Reggio, processo "Archi-Astrea". Il pentito Moio: "I De Stefano hanno aperto gli occhi agli arcoti"

moioroberto arrestodi Claudio Cordova - Dalla famiglia Lavilla ai vertici del clan Tegano, tra cui Giovanni Tegano e Paolo Schimizzi, fino ad arrivare ai presunti affiliati alla potentissima famiglia del rione Archi di Reggio Calabria. Un lungo, lunghissimo, controesame, quello affrontato, a 360 gradi, dal collaboratore di giustizia Roberto Moio, intervenuto nell'ambito del processo "Archi-Astrea", che vede al centro delle indagini del pubblico ministero Giuseppe Lombardo le infiltrazioni del clan nella società mista del Comune, Multiservizi, una delle vicende che più peseranno sulla decisione di scioglimento del Consiglio Comunale di Reggio Calabria.

Un'infiltrazione che sarebbe avvenuta tramite una serie di passaggi societari in cui un ruolo di primo piano sarebbe stato rivestito dalla famiglia Lavilla, un nucleo di persone che Moio associa da sempre ai Tegano, in un periodo già antecedente alla prima guerra di mafia che insanguinerà Reggio Calabria dal 1985 al 1991: "Giuseppe Lavilla faceva traffici di droga a Milano per conto dei Tegano" dirà il collaboratore. Proprio il narcotraffico sarebbe stato, negli anni '80, uno strumento per l'arricchimento dei clan. Secondo Moio, peraltro, Lavilla sarebbe stato in contatto con un personaggio che adesso sarebbe collaboratore di giustizia a Bologna. Le cosche, dunque, avrebbero investito molto sul traffico di stupefacenti, per ottenere la liquidità necessaria per diventare una delle organizzazioni criminali più potenti e ricche del mondo. In tal senso, a detta del collaboratore si inquadrerebbero gli ottimi rapporti tra Pasquale Tegano e il celebre narcotrafficante Pasquale Marando.

In questi e in altri affari sarebbero entrati i Lavilla: "C'era rapporto stretto tra Antonio Lavilla e Giovanni Tegano, Antonio Lavilla era bravo a fare affari e sapevo degli interessi dei Tegano nella Multiservizi" dirà in aula Moio. A detta del collaboratore, i fratelli Lavilla avrebbero operato non solo nel settore dell'edilizia, attività principale, ma anche nella fornitura di macchinette contenenti bevande. Un ruolo, quello dei Lavilla, che li avrebbe inseriti, a detta di Moio, a pieno titolo nelle dinamiche interne della famiglia, tanto da partecipare ad alcune riunioni dopo la scomparsa del boss Paolo Schimizzi, di cui si perderanno le tracce, per un presunto caso di "lupara bianca", nel settembre 2008.
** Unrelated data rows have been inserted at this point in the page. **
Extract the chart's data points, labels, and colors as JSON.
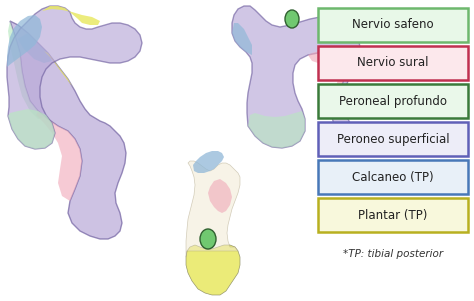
{
  "legend_items": [
    {
      "label": "Nervio safeno",
      "border_color": "#6db86d",
      "fill_color": "#e8f8e8"
    },
    {
      "label": "Nervio sural",
      "border_color": "#c03050",
      "fill_color": "#fce8ec"
    },
    {
      "label": "Peroneal profundo",
      "border_color": "#3a7a3a",
      "fill_color": "#eaf8ea"
    },
    {
      "label": "Peroneo superficial",
      "border_color": "#6060b8",
      "fill_color": "#ededf8"
    },
    {
      "label": "Calcaneo (TP)",
      "border_color": "#4878b8",
      "fill_color": "#e8f0f8"
    },
    {
      "label": "Plantar (TP)",
      "border_color": "#b8b020",
      "fill_color": "#f8f8dc"
    }
  ],
  "footnote": "*TP: tibial posterior",
  "bg_color": "#ffffff",
  "font_size": 8.5,
  "footnote_size": 7.5,
  "colors": {
    "safeno": "#b8e8c0",
    "sural": "#f0a8b8",
    "peroneal_prof": "#70c870",
    "peroneo_sup": "#b8a8d8",
    "calcaneo": "#90b8d8",
    "plantar": "#e8e860",
    "pink_med": "#f0b0c0",
    "yellow_sol": "#e8e050",
    "green_dot": "#40a840",
    "blue_heel": "#90b8e0",
    "outline": "#888888"
  }
}
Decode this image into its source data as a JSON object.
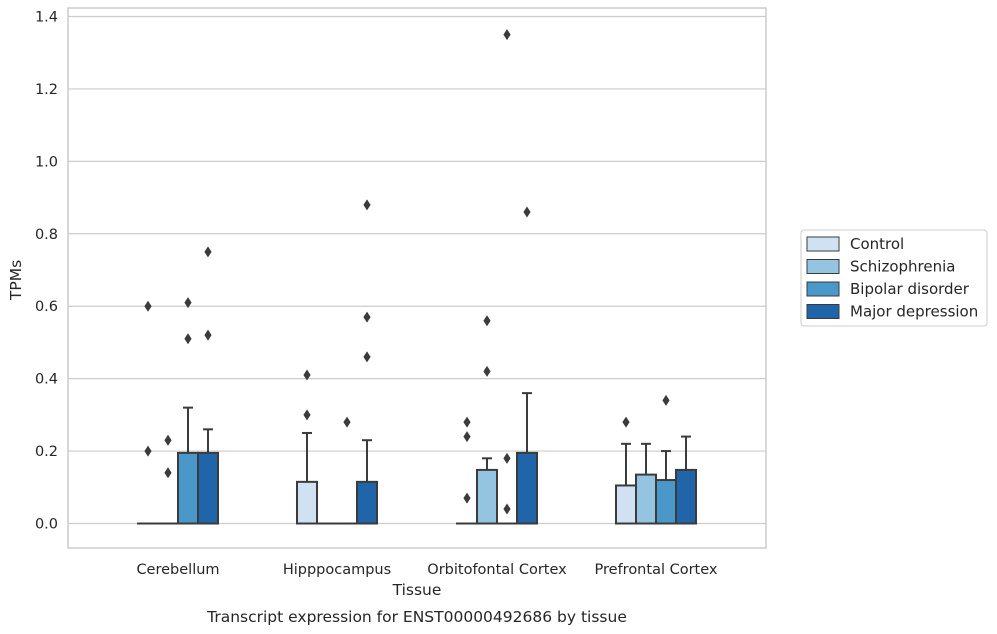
{
  "chart_data": {
    "type": "box",
    "title": "Transcript expression for ENST00000492686 by tissue",
    "xlabel": "Tissue",
    "ylabel": "TPMs",
    "ylim": [
      -0.065,
      1.42
    ],
    "yticks": [
      "0.0",
      "0.2",
      "0.4",
      "0.6",
      "0.8",
      "1.0",
      "1.2",
      "1.4"
    ],
    "grid": "horizontal",
    "legend_position": "outside-right",
    "categories": [
      "Cerebellum",
      "Hipppocampus",
      "Orbitofontal Cortex",
      "Prefrontal Cortex"
    ],
    "series": [
      {
        "name": "Control",
        "color": "#d0e1f2",
        "boxes": [
          {
            "q1": 0,
            "median": 0,
            "q3": 0,
            "whisker_low": 0,
            "whisker_high": 0,
            "outliers": [
              0.6,
              0.2
            ]
          },
          {
            "q1": 0,
            "median": 0,
            "q3": 0.115,
            "whisker_low": 0,
            "whisker_high": 0.25,
            "outliers": [
              0.41,
              0.3
            ]
          },
          {
            "q1": 0,
            "median": 0,
            "q3": 0,
            "whisker_low": 0,
            "whisker_high": 0,
            "outliers": [
              0.28,
              0.24,
              0.07
            ]
          },
          {
            "q1": 0,
            "median": 0,
            "q3": 0.105,
            "whisker_low": 0,
            "whisker_high": 0.22,
            "outliers": [
              0.28
            ]
          }
        ]
      },
      {
        "name": "Schizophrenia",
        "color": "#94c4df",
        "boxes": [
          {
            "q1": 0,
            "median": 0,
            "q3": 0,
            "whisker_low": 0,
            "whisker_high": 0,
            "outliers": [
              0.23,
              0.14
            ]
          },
          {
            "q1": 0,
            "median": 0,
            "q3": 0,
            "whisker_low": 0,
            "whisker_high": 0,
            "outliers": []
          },
          {
            "q1": 0,
            "median": 0,
            "q3": 0.148,
            "whisker_low": 0,
            "whisker_high": 0.18,
            "outliers": [
              0.56,
              0.42
            ]
          },
          {
            "q1": 0,
            "median": 0,
            "q3": 0.135,
            "whisker_low": 0,
            "whisker_high": 0.22,
            "outliers": []
          }
        ]
      },
      {
        "name": "Bipolar disorder",
        "color": "#4a98c9",
        "boxes": [
          {
            "q1": 0,
            "median": 0,
            "q3": 0.195,
            "whisker_low": 0,
            "whisker_high": 0.32,
            "outliers": [
              0.61,
              0.51
            ]
          },
          {
            "q1": 0,
            "median": 0,
            "q3": 0,
            "whisker_low": 0,
            "whisker_high": 0,
            "outliers": [
              0.28
            ]
          },
          {
            "q1": 0,
            "median": 0,
            "q3": 0,
            "whisker_low": 0,
            "whisker_high": 0,
            "outliers": [
              1.35,
              0.18,
              0.04
            ]
          },
          {
            "q1": 0,
            "median": 0,
            "q3": 0.12,
            "whisker_low": 0,
            "whisker_high": 0.2,
            "outliers": [
              0.34
            ]
          }
        ]
      },
      {
        "name": "Major depression",
        "color": "#2064aa",
        "boxes": [
          {
            "q1": 0,
            "median": 0,
            "q3": 0.195,
            "whisker_low": 0,
            "whisker_high": 0.26,
            "outliers": [
              0.75,
              0.52
            ]
          },
          {
            "q1": 0,
            "median": 0,
            "q3": 0.115,
            "whisker_low": 0,
            "whisker_high": 0.23,
            "outliers": [
              0.88,
              0.57,
              0.46
            ]
          },
          {
            "q1": 0,
            "median": 0,
            "q3": 0.195,
            "whisker_low": 0,
            "whisker_high": 0.36,
            "outliers": [
              0.86
            ]
          },
          {
            "q1": 0,
            "median": 0,
            "q3": 0.148,
            "whisker_low": 0,
            "whisker_high": 0.24,
            "outliers": []
          }
        ]
      }
    ]
  },
  "colors": {
    "grid": "#cccccc",
    "axis_frame": "#cccccc",
    "box_edge": "#3b3b3b",
    "outlier": "#3b3b3b"
  }
}
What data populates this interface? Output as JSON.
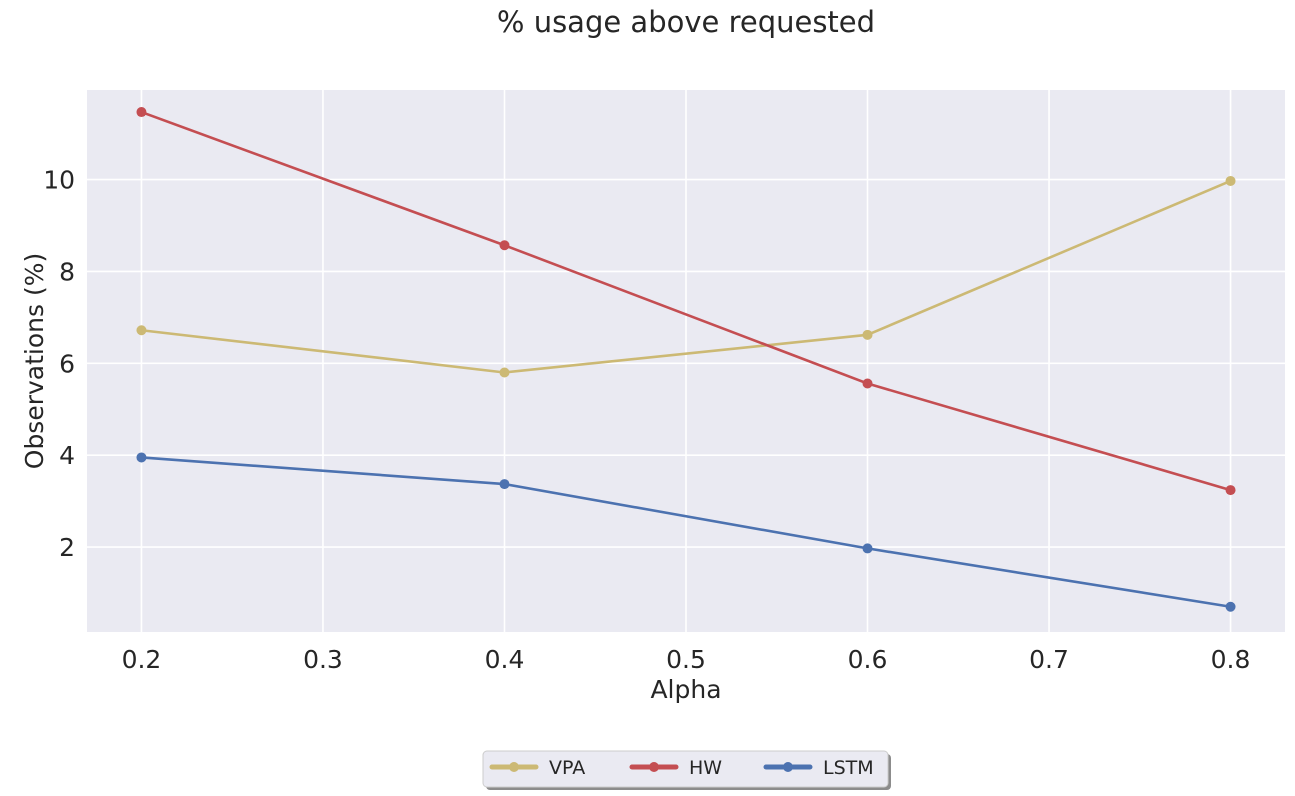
{
  "chart_data": {
    "type": "line",
    "title": "% usage above requested",
    "xlabel": "Alpha",
    "ylabel": "Observations (%)",
    "x": [
      0.2,
      0.4,
      0.6,
      0.8
    ],
    "xlim": [
      0.17,
      0.83
    ],
    "ylim": [
      0.15,
      11.95
    ],
    "xticks": [
      0.2,
      0.3,
      0.4,
      0.5,
      0.6,
      0.7,
      0.8
    ],
    "xtick_labels": [
      "0.2",
      "0.3",
      "0.4",
      "0.5",
      "0.6",
      "0.7",
      "0.8"
    ],
    "yticks": [
      2,
      4,
      6,
      8,
      10
    ],
    "ytick_labels": [
      "2",
      "4",
      "6",
      "8",
      "10"
    ],
    "grid": true,
    "legend_position": "bottom-center",
    "background_color": "#eaeaf2",
    "grid_color": "#ffffff",
    "series": [
      {
        "name": "VPA",
        "color": "#ccb974",
        "values": [
          6.72,
          5.8,
          6.62,
          9.97
        ]
      },
      {
        "name": "HW",
        "color": "#c44e52",
        "values": [
          11.47,
          8.57,
          5.56,
          3.24
        ]
      },
      {
        "name": "LSTM",
        "color": "#4c72b0",
        "values": [
          3.95,
          3.37,
          1.97,
          0.7
        ]
      }
    ]
  }
}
Lunghissimo il controesame del pentito, che risponderà alle domande, tra gli altri, degli avvocati Lorenzo Gatto, Carlo Morace e Francesco Calabrese. Il pentito ripercorrerà le fasi che porteranno alla collaborazione, abbozzata molti anni prima del 2010, quando, nel 2004, cercherà di fare arrestare Giovanni Tegano. Tra episodi di 'ndrangheta, cariche e gerarchie, la lunghissima udienza al cospetto del Tribunale presieduto da Giuseppe Campagna, scivola verso la fine, con le domande conclusive del pm Lombardo, che punterà la propria attenzione sul ruolo delle grandi famiglie: "I De Stefano hanno aperto gli occhi agli arcoti" dirà Moio che, però, sarà meno preciso (suscitando il nervosismo del pm Lombardo) su altri passaggi "di contesto", peraltro già riferiti in numerosi altri procedimenti.

Il processo "Archi-Astrea" è stato aggiornato al prossimo 2 maggio.